Lessons From a Modern Pandemic / COVID-19, a Harsh Teacher with Harsh Lessons


Lessons From a Modern Pandemic / COVID-19, a Harsh Teacher with Harsh Lessons

2020 started with a bang. The UK was finally formalizing Brexit, Meghan and Harry moved to Canada, Australia had wildfire problems and the US was bracing for another election. However, every story got buried with the rise of the Novel Coronavirus or COVID-19.

The worldwide pandemic made everyone see how good they had it — and how worse it could be. Panic buying became the new norm, with tension and fear clearly in the air. Although this pandemic will pass, the lessons it has taught is sure to remain in everyone’s minds.

Hospitals are not the safest place

If you want to avoid infections, hospitals are the last place you want to be in. Sick people can be contagious, and you can easily run into one as you enter a hospital door.

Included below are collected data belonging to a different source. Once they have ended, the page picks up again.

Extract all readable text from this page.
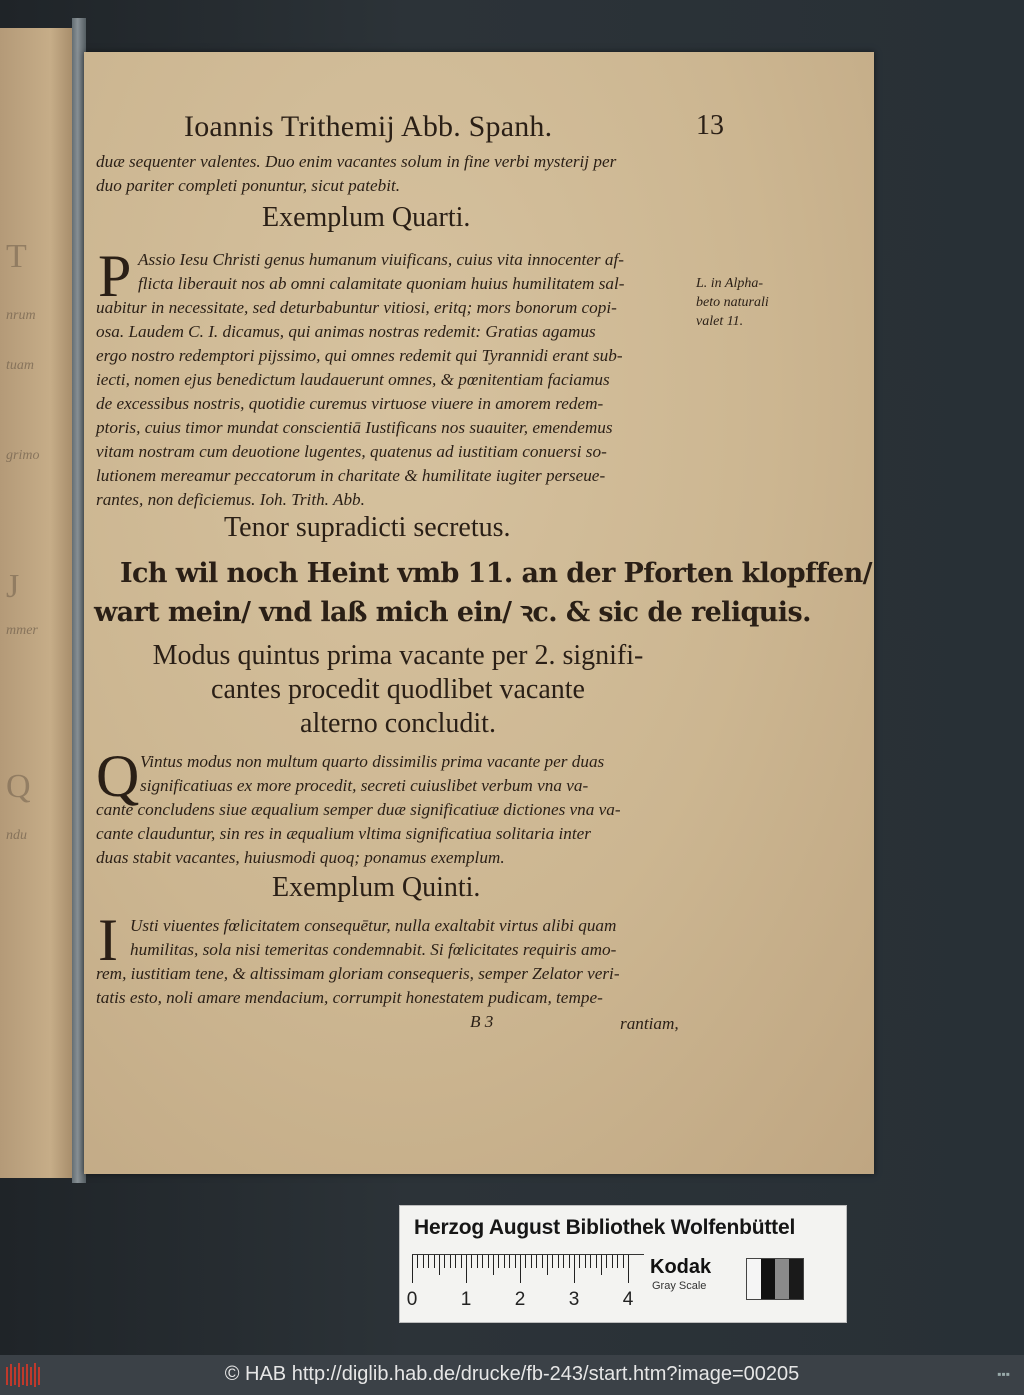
T
nrum
tuam
grimo
J
mmer
Q
ndu
Ioannis Trithemij Abb. Spanh.	13
duæ sequenter valentes. Duo enim vacantes solum in fine verbi mysterij per
duo pariter completi ponuntur, sicut patebit.
Exemplum Quarti.
P Assio Iesu Christi genus humanum viuificans, cuius vita innocenter af-
flicta liberauit nos ab omni calamitate quoniam huius humilitatem sal-
uabitur in necessitate, sed deturbabuntur vitiosi, eritq; mors bonorum copi-
osa. Laudem C. I. dicamus, qui animas nostras redemit: Gratias agamus
ergo nostro redemptori pijssimo, qui omnes redemit qui Tyrannidi erant sub-
iecti, nomen ejus benedictum laudauerunt omnes, & pœnitentiam faciamus
de excessibus nostris, quotidie curemus virtuose viuere in amorem redem-
ptoris, cuius timor mundat conscientiā Iustificans nos suauiter, emendemus
vitam nostram cum deuotione lugentes, quatenus ad iustitiam conuersi so-
lutionem mereamur peccatorum in charitate & humilitate iugiter perseue-
rantes, non deficiemus. Ioh. Trith. Abb.
L. in Alpha-
beto naturali
valet 11.
Tenor supradicti secretus.
Ich wil noch Heint vmb 11. an der Pforten klopffen/
wart mein/ vnd laß mich ein/ ꝛc. & sic de reliquis.
Modus quintus prima vacante per 2. signifi-
cantes procedit quodlibet vacante
alterno concludit.
Q Vintus modus non multum quarto dissimilis prima vacante per duas
significatiuas ex more procedit, secreti cuiuslibet verbum vna va-
cante concludens siue æqualium semper duæ significatiuæ dictiones vna va-
cante clauduntur, sin res in æqualium vltima significatiua solitaria inter
duas stabit vacantes, huiusmodi quoq; ponamus exemplum.
Exemplum Quinti.
I Usti viuentes fœlicitatem consequētur, nulla exaltabit virtus alibi quam
humilitas, sola nisi temeritas condemnabit. Si fœlicitates requiris amo-
rem, iustitiam tene, & altissimam gloriam consequeris, semper Zelator veri-
tatis esto, noli amare mendacium, corrumpit honestatem pudicam, tempe-
B 3	rantiam,
Herzog August Bibliothek Wolfenbüttel
0 1 2 3 4
Kodak
Gray Scale
© HAB http://diglib.hab.de/drucke/fb-243/start.htm?image=00205	▪▪▪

Doctors, nurses and other health workers take the necessary precautions. Still, they are exposed to a significant risk of infection.

If you’re not sick, don’t to go to a hospital. Even if you’re sick (as long as it’s not serious), try to avoid the hospital. Get in touch with physicians that make house calls, instead. Try to get most of your medical examinations in smaller clinics. You can get a private ultrasound scan in the UK through a local diagnostic clinic.

Preppers Have a Point

Those crazy preppers preparing for the apocalypse don’t seem so silly now. With groceries running out of food and strangely, toilet paper, stocking up on dry food that has a five-year shelf life seems like a good idea. Prepping late brings about all sorts of problems (including this focus on toilet paper), and most grocery items won’t last a month or two. Of course, you don’t have to build a bunker, buy guns and train in wilderness survival (unless you want to), just stock up on one to two months worth of dry food. Best case situation, the food spoils in five to ten years. Worst case situation, you get to use it.

Personal Space is Back In

Two men wearing protective gear

Reserve your hugs and kisses for family and friends. At least then, you’ll know who infected whom if an outbreak gets called. No more handshakes, cheek kisses or unintentional shoulder bumps from walking too close to each other. In the time of the pandemic, personal space bubbles should be followed.

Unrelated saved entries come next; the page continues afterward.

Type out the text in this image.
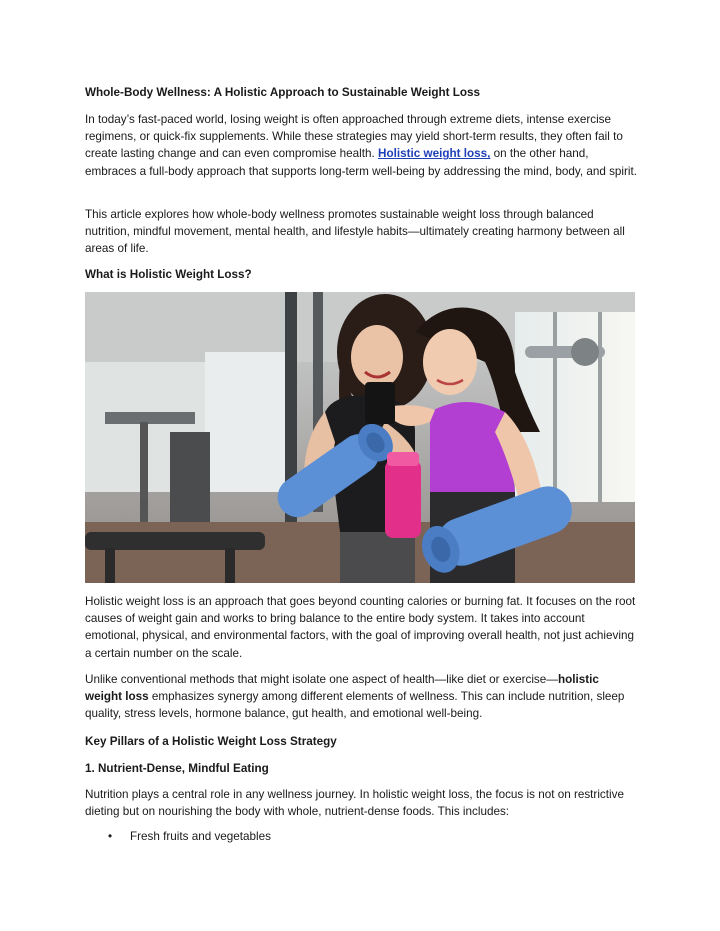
Whole-Body Wellness: A Holistic Approach to Sustainable Weight Loss
In today’s fast-paced world, losing weight is often approached through extreme diets, intense exercise regimens, or quick-fix supplements. While these strategies may yield short-term results, they often fail to create lasting change and can even compromise health. Holistic weight loss, on the other hand, embraces a full-body approach that supports long-term well-being by addressing the mind, body, and spirit.
This article explores how whole-body wellness promotes sustainable weight loss through balanced nutrition, mindful movement, mental health, and lifestyle habits—ultimately creating harmony between all areas of life.
What is Holistic Weight Loss?
Holistic weight loss is an approach that goes beyond counting calories or burning fat. It focuses on the root causes of weight gain and works to bring balance to the entire body system. It takes into account emotional, physical, and environmental factors, with the goal of improving overall health, not just achieving a certain number on the scale.
Unlike conventional methods that might isolate one aspect of health—like diet or exercise—holistic weight loss emphasizes synergy among different elements of wellness. This can include nutrition, sleep quality, stress levels, hormone balance, gut health, and emotional well-being.
Key Pillars of a Holistic Weight Loss Strategy
1. Nutrient-Dense, Mindful Eating
Nutrition plays a central role in any wellness journey. In holistic weight loss, the focus is not on restrictive dieting but on nourishing the body with whole, nutrient-dense foods. This includes:
• Fresh fruits and vegetables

Physical contact as greetings can be replaced with smiles, acknowledging nods, namaste greetings (hands held together in front of the chest), pledge gestures or even the sign of the Aquila (crossing your hands to form the shape of a bird on one’s chest). As long as the other party can interpret your gesture as a greeting, everything should be fine.

The modern world just got whacked by its first pandemic, and it won’t probably be the last. If COVID-19 caught you with your pants down, it’s time to think things through and make a few preparations. There’s no need to panic if you got everything you need before the UK government orders a full lockdown.